Es un reino de gracia y de justicia, que es a la vez don y tarea, y conlleva lucha, esfuerzo. Por eso, decía san Josemaría: “nos debemos preguntar: ¿dónde debe reinar Cristo Jesús? Debe reinar, primero en nuestras almas. Debe reinar en nuestra vida, porque toda tiene que ser testimonio de amor. ¡Con errores! No os preocupe tener errores.... ¡Con flaquezas! Siempre que luchemos, no importan. ¿Acaso no han tenido errores los santos que hay en los altares?”. La santidad está en la lucha esforzada: “Desde los días de Juan el Bautista hasta ahora, el Reino de los Cielos padece violencia, y los esforzados lo conquistan” (Mt 11, 12). Y así resume el Catecismo (n. 2816) que “El Reino de Dios está ante nosotros. Se aproxima en el Verbo encarnado, se anuncia a través de todo el Evangelio, llega en la muerte y la Resurrección de Cristo. El Reino de Dios adviene en la Última Cena y por la Eucaristía está entre nosotros. El Reino de Dios llegará en la gloria cuando Jesucristo lo devuelva a su Padre: El reino de Dios implica por tanto en cada uno de nosotros un compromiso personal que nos debe llevar a buscarlo con todas nuestras fuerzas: es la perla escondida y el tesoro que requiere venderlo todo para comprarlos. Eso quiere decir que en nuestra vida todo lo debemos enfocar a cumplir la Voluntad de Dios, que se nos manifiesta a través de las circunstancias concretas en que Dios nos ha colocado y que debemos seguir con generosidad, olvidándonos de nosotros mismos, pues con egoísmo no entramos”.

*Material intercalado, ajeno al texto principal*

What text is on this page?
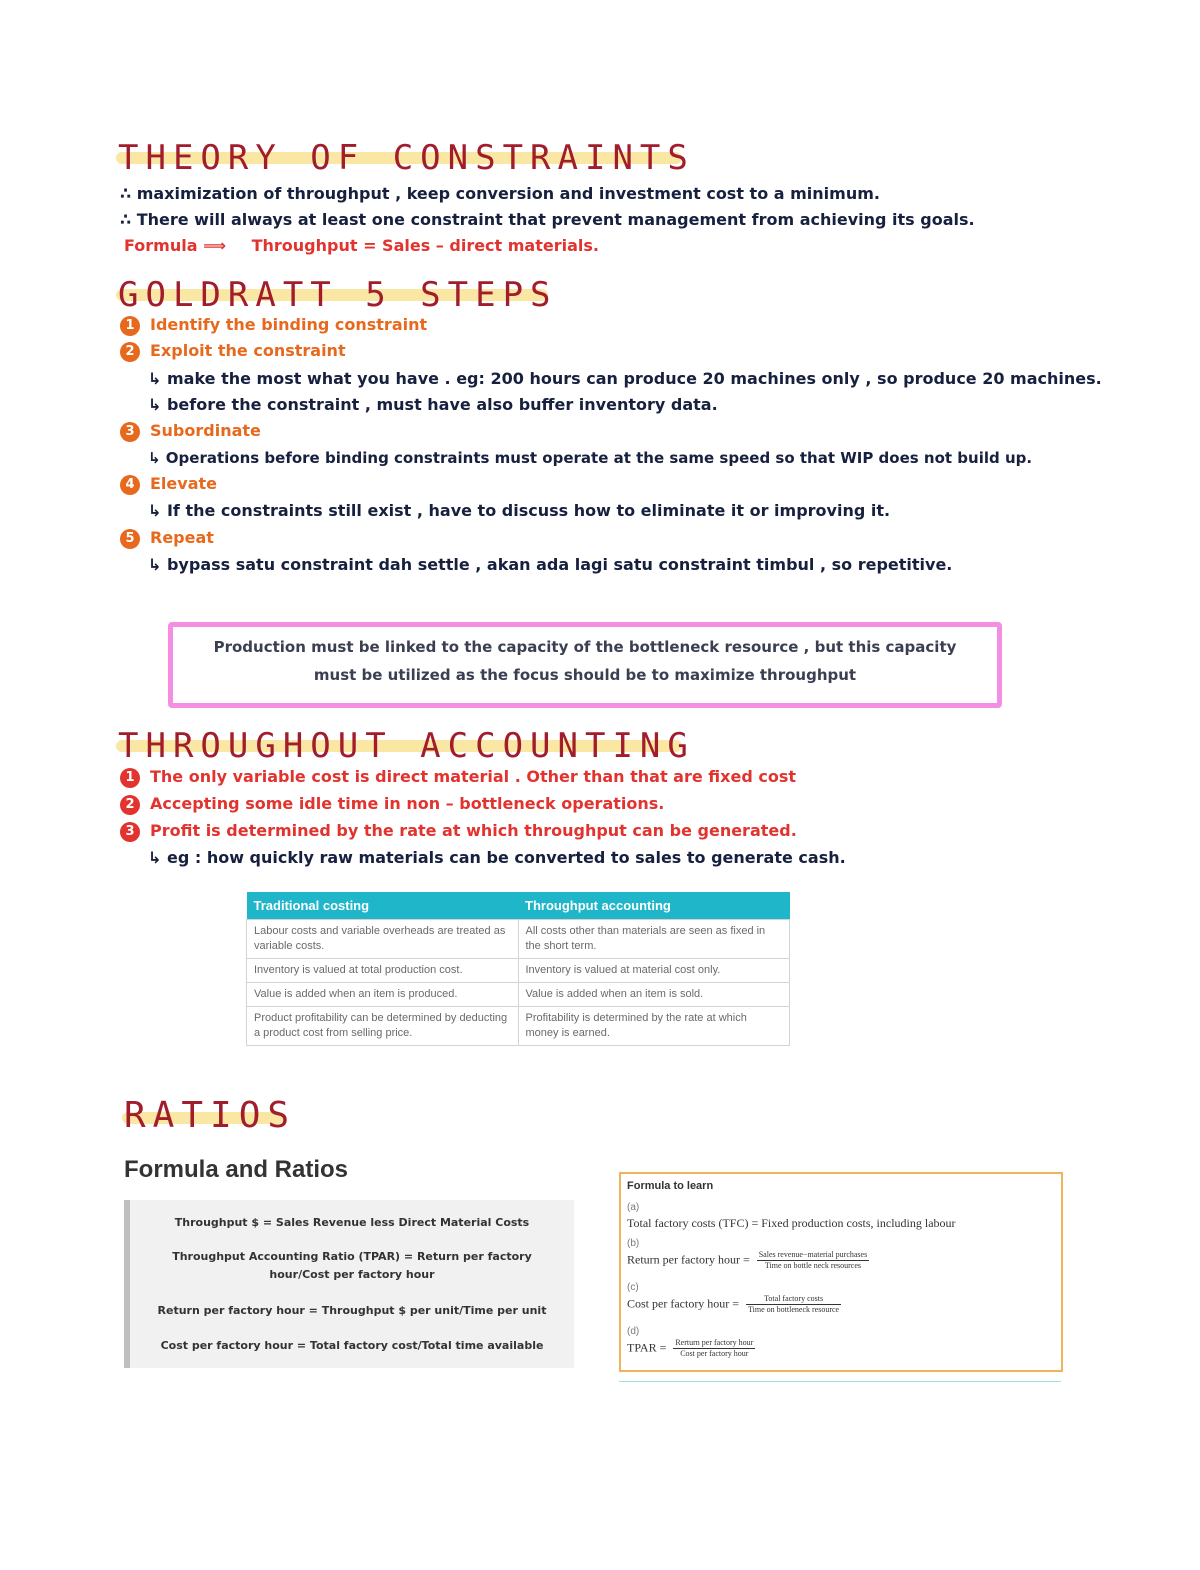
THEORY OF CONSTRAINTS
∴ maximization of throughput , keep conversion and investment cost to a minimum.
∴ There will always at least one constraint that prevent management from achieving its goals.
Formula ⟹ Throughput = Sales – direct materials.
GOLDRATT 5 STEPS
1 Identify the binding constraint
2 Exploit the constraint
↳ make the most what you have . eg: 200 hours can produce 20 machines only , so produce 20 machines.
↳ before the constraint , must have also buffer inventory data.
3 Subordinate
↳ Operations before binding constraints must operate at the same speed so that WIP does not build up.
4 Elevate
↳ If the constraints still exist , have to discuss how to eliminate it or improving it.
5 Repeat
↳ bypass satu constraint dah settle , akan ada lagi satu constraint timbul , so repetitive.
Production must be linked to the capacity of the bottleneck resource , but this capacity
must be utilized as the focus should be to maximize throughput
THROUGHOUT ACCOUNTING
1 The only variable cost is direct material . Other than that are fixed cost
2 Accepting some idle time in non – bottleneck operations.
3 Profit is determined by the rate at which throughput can be generated.
↳ eg : how quickly raw materials can be converted to sales to generate cash.
Traditional costing	Throughput accounting
Labour costs and variable overheads are treated as variable costs.	All costs other than materials are seen as fixed in the short term.
Inventory is valued at total production cost.	Inventory is valued at material cost only.
Value is added when an item is produced.	Value is added when an item is sold.
Product profitability can be determined by deducting a product cost from selling price.	Profitability is determined by the rate at which money is earned.
RATIOS
Formula and Ratios
Throughput $ = Sales Revenue less Direct Material Costs
Throughput Accounting Ratio (TPAR) = Return per factory hour/Cost per factory hour
Return per factory hour = Throughput $ per unit/Time per unit
Cost per factory hour = Total factory cost/Total time available
Formula to learn
(a)
Total factory costs (TFC) = Fixed production costs, including labour
(b)
Return per factory hour = $\frac{\text{Sales revenue−material purchases}}{\text{Time on bottle neck resources}}$
(c)
Cost per factory hour = $\frac{\text{Total factory costs}}{\text{Time on bottleneck resource}}$
(d)
TPAR = $\frac{\text{Rerturn per factory hour}}{\text{Cost per factory hour}}$
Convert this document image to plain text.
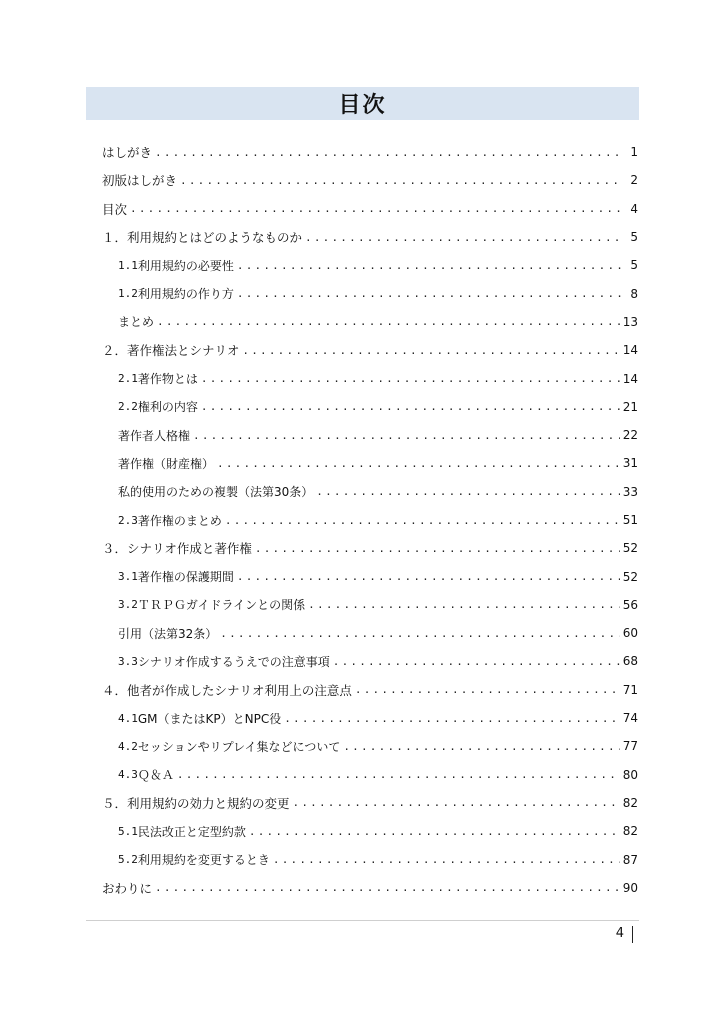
目次
はしがき .....	1
初版はしがき .....	2
目次 .....	4
１．利用規約とはどのようなものか .....	5
1.1 利用規約の必要性 .....	5
1.2 利用規約の作り方 .....	8
まとめ .....	13
２．著作権法とシナリオ .....	14
2.1 著作物とは .....	14
2.2 権利の内容 .....	21
著作者人格権 .....	22
著作権（財産権） .....	31
私的使用のための複製（法第30条） .....	33
2.3 著作権のまとめ .....	51
３．シナリオ作成と著作権 .....	52
3.1 著作権の保護期間 .....	52
3.2 ＴＲＰＧガイドラインとの関係 .....	56
引用（法第32条） .....	60
3.3 シナリオ作成するうえでの注意事項 .....	68
４．他者が作成したシナリオ利用上の注意点 .....	71
4.1 GM（またはKP）とNPC役 .....	74
4.2 セッションやリプレイ集などについて .....	77
4.3 Ｑ＆Ａ .....	80
５．利用規約の効力と規約の変更 .....	82
5.1 民法改正と定型約款 .....	82
5.2 利用規約を変更するとき .....	87
おわりに .....	90
4
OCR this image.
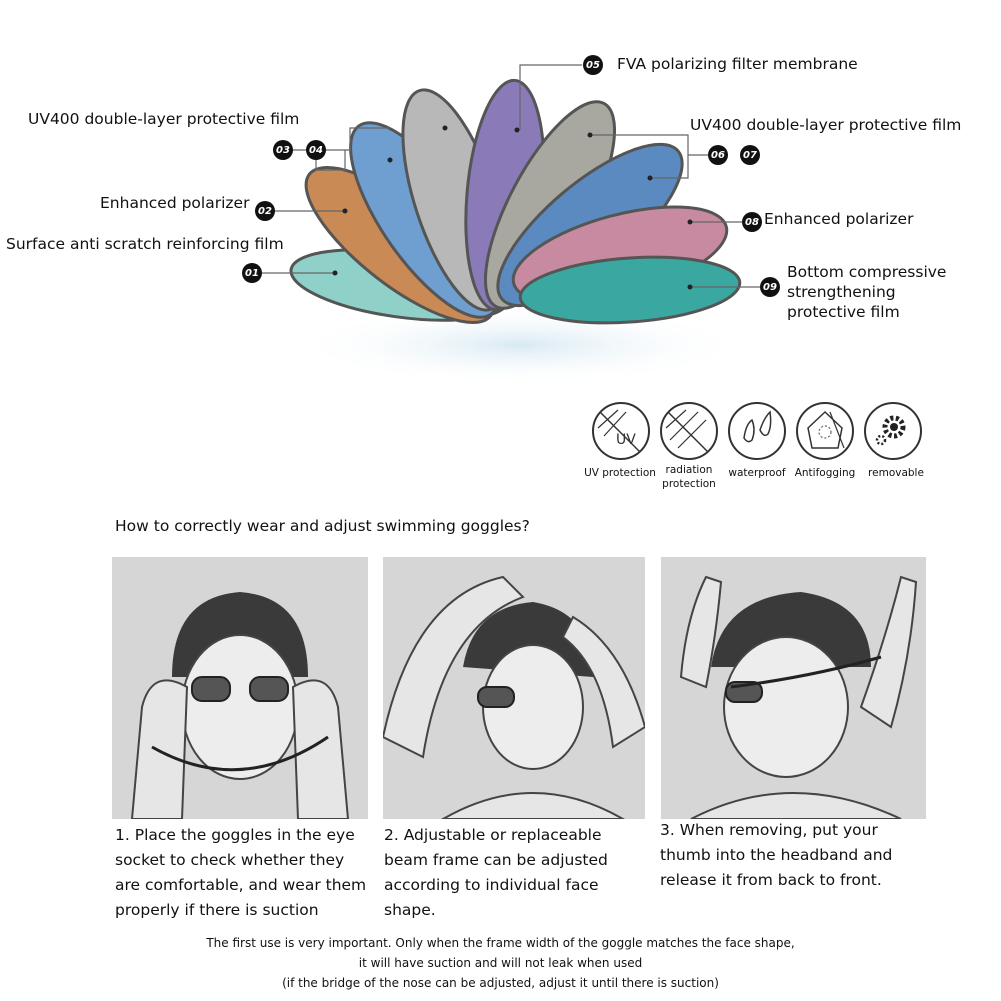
01
02
03	04
05
06	07
08
09
Surface anti scratch reinforcing film
Enhanced polarizer
UV400 double-layer protective film
FVA polarizing filter membrane
UV400 double-layer protective film
Enhanced polarizer
Bottom compressive
strengthening
protective film
UV
UV protection radiation
protection
waterproof Antifogging	removable
How to correctly wear and adjust swimming goggles?
1. Place the goggles in the eye
socket to check whether they
are comfortable, and wear them
properly if there is suction
2. Adjustable or replaceable
beam frame can be adjusted
according to individual face
shape.
3. When removing, put your
thumb into the headband and
release it from back to front.
The first use is very important. Only when the frame width of the goggle matches the face shape,
it will have suction and will not leak when used
(if the bridge of the nose can be adjusted, adjust it until there is suction)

Todos los días pedimos en el Padrenuestro: "venga a nosotros tu reino", le pedimos hoy a la Virgen Santísima que nos ayuda a desear verdaderamente que reine en nosotros: “El que se conserva puro en sus acciones, sus pensamientos y sus palabras, puede decir a Dios: '¡Venga tu Reino!'” (San Cirilo de Jerusalén, catech. myst. 5, 13).